Data terkait resiko wabah penyakit SARS dan Ebola yang bersumber dari sex segregated data di atas memberikan pelajaran tentang beberapa hal, seperti:

  • Perbedaan pemaparan perempuan dan laki-laki yang berhubungan dengan gender role berfungsi untuk memahami bagaimana tanggungjawab gender yang mempengaruhi pemaparan penyakit;
  • Terdapat pola penularan yang berbeda antara perempuan dan laki-laki;
  • Terdapat keterkaitan kerentanan penyakit dengan tradisi pemakaman. Hal ini berdampak pada pentingnya pembekalan bagaimana cara merawat orang sakit atau menguburkan jenazah. Edukasi kepada masyarakat merupakan langkah yang bijak agar masyarakat tidak terpapar ataupun tidak menolak jenazah;
  • Pemilahan data ibu hamil dapat menjadi bekal pembelajaran bagaimana resiko pada ibu dan janin untuk meminimalisasi korban.

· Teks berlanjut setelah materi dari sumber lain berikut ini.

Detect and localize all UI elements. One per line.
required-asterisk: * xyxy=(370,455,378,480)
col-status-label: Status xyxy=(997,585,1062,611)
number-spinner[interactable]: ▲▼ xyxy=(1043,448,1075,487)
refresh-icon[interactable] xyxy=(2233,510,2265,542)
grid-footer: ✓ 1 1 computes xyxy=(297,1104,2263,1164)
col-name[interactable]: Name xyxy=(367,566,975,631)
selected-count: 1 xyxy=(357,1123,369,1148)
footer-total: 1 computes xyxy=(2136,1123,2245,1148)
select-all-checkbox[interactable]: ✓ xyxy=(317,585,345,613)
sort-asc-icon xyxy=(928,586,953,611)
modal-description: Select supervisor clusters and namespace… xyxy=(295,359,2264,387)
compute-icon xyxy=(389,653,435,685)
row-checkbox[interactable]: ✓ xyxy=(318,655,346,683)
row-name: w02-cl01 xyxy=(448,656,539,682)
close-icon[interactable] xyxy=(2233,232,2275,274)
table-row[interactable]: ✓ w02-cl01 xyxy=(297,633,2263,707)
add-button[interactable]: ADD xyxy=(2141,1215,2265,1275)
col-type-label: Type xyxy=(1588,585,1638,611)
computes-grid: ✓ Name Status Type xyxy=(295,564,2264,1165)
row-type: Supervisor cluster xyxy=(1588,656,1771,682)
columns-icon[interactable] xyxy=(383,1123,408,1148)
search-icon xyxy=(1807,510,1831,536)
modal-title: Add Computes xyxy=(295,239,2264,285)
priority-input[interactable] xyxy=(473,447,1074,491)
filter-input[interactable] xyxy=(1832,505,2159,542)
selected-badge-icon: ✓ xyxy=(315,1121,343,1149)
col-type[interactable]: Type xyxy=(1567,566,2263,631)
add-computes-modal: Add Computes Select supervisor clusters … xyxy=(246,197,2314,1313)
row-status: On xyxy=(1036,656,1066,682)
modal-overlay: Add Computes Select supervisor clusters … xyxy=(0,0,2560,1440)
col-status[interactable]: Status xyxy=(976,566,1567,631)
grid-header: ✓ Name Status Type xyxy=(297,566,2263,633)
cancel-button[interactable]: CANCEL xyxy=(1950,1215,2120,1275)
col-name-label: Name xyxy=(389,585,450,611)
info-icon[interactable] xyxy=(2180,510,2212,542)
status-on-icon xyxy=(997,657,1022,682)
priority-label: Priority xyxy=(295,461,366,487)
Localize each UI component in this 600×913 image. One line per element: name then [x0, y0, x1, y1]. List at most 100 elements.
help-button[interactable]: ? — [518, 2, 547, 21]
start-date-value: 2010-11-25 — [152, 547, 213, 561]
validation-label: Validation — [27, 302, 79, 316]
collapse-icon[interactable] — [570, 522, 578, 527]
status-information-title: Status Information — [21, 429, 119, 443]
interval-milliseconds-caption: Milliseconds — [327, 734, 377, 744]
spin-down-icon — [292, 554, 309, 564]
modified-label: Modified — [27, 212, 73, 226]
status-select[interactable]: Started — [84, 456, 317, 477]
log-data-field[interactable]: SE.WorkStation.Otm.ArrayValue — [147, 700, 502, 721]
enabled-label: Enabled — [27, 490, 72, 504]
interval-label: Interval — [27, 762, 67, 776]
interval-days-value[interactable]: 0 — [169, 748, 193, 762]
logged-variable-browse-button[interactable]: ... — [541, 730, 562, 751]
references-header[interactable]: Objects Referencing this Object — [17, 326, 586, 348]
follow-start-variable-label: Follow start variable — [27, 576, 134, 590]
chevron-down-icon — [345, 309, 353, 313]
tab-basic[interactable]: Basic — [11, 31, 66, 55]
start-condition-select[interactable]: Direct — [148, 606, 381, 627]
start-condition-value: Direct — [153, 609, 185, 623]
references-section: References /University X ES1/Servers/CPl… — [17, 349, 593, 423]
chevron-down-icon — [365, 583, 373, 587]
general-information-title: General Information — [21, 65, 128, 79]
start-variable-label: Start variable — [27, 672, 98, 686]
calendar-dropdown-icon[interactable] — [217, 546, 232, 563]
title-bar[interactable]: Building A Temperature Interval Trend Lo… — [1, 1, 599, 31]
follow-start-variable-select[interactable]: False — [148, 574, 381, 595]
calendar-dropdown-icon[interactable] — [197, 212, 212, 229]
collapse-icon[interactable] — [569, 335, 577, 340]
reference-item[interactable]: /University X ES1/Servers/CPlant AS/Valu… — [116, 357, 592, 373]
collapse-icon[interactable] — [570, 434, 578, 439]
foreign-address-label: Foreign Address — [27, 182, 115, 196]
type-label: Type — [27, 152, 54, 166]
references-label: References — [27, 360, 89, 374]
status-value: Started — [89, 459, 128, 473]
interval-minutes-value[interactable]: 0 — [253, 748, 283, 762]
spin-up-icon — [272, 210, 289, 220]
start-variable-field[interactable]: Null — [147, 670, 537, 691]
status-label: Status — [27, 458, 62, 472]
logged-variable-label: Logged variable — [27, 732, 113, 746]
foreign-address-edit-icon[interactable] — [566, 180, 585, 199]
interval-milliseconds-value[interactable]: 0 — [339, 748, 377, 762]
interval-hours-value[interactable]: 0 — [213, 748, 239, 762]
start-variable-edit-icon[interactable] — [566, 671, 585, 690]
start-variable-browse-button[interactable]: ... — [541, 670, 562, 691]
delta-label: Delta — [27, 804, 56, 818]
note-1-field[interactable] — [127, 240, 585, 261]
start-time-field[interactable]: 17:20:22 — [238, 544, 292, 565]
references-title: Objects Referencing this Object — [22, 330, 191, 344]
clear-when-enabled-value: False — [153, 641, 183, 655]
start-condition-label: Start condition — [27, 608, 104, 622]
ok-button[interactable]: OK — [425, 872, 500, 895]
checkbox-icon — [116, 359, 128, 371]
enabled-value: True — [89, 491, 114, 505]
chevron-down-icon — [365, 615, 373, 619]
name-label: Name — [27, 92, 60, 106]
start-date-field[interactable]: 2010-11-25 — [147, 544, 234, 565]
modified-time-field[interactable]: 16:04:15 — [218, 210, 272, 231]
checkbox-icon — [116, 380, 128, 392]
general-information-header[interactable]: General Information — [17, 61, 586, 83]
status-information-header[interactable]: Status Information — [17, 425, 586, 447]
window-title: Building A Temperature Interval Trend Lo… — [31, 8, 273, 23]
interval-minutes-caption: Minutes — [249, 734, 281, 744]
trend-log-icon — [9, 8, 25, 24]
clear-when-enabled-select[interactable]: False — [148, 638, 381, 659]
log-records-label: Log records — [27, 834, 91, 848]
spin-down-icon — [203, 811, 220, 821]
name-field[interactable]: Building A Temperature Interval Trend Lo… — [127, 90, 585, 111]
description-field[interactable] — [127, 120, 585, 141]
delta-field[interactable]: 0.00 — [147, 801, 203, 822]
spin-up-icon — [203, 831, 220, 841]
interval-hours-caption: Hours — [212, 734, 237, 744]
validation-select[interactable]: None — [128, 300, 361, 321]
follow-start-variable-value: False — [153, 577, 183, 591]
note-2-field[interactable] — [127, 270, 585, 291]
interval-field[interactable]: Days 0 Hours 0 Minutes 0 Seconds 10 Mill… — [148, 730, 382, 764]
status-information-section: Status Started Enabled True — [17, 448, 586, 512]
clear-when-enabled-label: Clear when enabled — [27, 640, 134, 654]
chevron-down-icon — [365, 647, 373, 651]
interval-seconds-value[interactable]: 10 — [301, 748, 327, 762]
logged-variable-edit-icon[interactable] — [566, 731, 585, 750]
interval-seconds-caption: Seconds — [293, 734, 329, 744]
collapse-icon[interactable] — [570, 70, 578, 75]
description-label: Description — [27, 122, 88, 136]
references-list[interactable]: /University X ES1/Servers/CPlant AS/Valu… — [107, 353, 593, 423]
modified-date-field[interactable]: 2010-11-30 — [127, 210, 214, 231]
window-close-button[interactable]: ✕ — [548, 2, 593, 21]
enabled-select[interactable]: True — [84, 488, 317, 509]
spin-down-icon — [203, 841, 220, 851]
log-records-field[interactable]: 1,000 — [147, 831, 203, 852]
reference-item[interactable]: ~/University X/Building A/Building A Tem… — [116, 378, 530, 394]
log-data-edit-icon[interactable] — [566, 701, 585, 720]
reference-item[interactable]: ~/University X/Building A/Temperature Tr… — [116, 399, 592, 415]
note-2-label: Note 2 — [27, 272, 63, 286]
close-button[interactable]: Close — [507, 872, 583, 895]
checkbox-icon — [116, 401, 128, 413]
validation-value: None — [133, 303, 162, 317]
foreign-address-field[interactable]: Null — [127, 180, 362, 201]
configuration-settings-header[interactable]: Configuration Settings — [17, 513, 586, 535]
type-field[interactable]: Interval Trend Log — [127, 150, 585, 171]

Wabah Covid19 di Indonesia

Pembatasan aktivitas yang dilakukan masyarakat sudah dilakukan sejak pertengahan Maret 2020 lalu. Hanya ada beberapa orang yang harus keluar rumah untuk keperluan pekerja informal, penyedia barang dan jasa pokok,  akses kesehatan ataupun belanja kebutuhan harian. Sex segregated data yang tidak ditampilkan untuk publik menghalangi identifikasi kecenderungan masyarakat lapisan apa yang rentan terhadap paparan Covid-19.

Apabila sex segregated data sudah dilakukan, pemerintah dapat menganalisisnya dan menjadi input kebijakan berbasis data, misalkan saja data berapa jumlah perempuan dan laki-laki yang terpapar? Kenapa perempuan dan lelaki dapat terpapar? Dimana kecenderungan lokasi perempuan dan laki-laki bisa terpapar? Apakah terdapat kemungkinan terpaparnya perempuan dan laki-laki karena gender role nya dalam tugas bekerja sebagai kepala keluarga, sebagai tenaga medis, atau tanggungjawab berbelanja di pasar? Jika iya, bisa menjadi output himbauan SOP dalam proses jual beli di pasar atau tempat perbelanjaan, ketentuan kebijakan jaminan sosial, tindakan preventif agar tenaga medis tidak tertular, dan kebijakan lainnya.

Bagi masyarakat pun sex segregated data dan hasil analisisnya merupakan hal penting. Bukan untuk menakut-nakuti tentunya, tetapi untuk mengetahui siapa, mengapa, dan dimana kerentanan Covid19 dapat menyebar. Keterbukaan data ini bisa membuat masyarakat lebih waspada.

Sex segregated data dapat dikoordinatori oleh pemerintah dengan koordinasi rumah sakit di seluruh Indonesia. Entah apakah saat ini pemerintah sudah memiliki sex segregated data atau tidak karena nyatanya belum pernah dibuka kepada publik. Namun, paparan di atas dapat menggambarkan begitu pentingnya sex segregated data agar pemerintah dapat melangkah secara tepat dan masyarakat berhati-hati lebih ketat.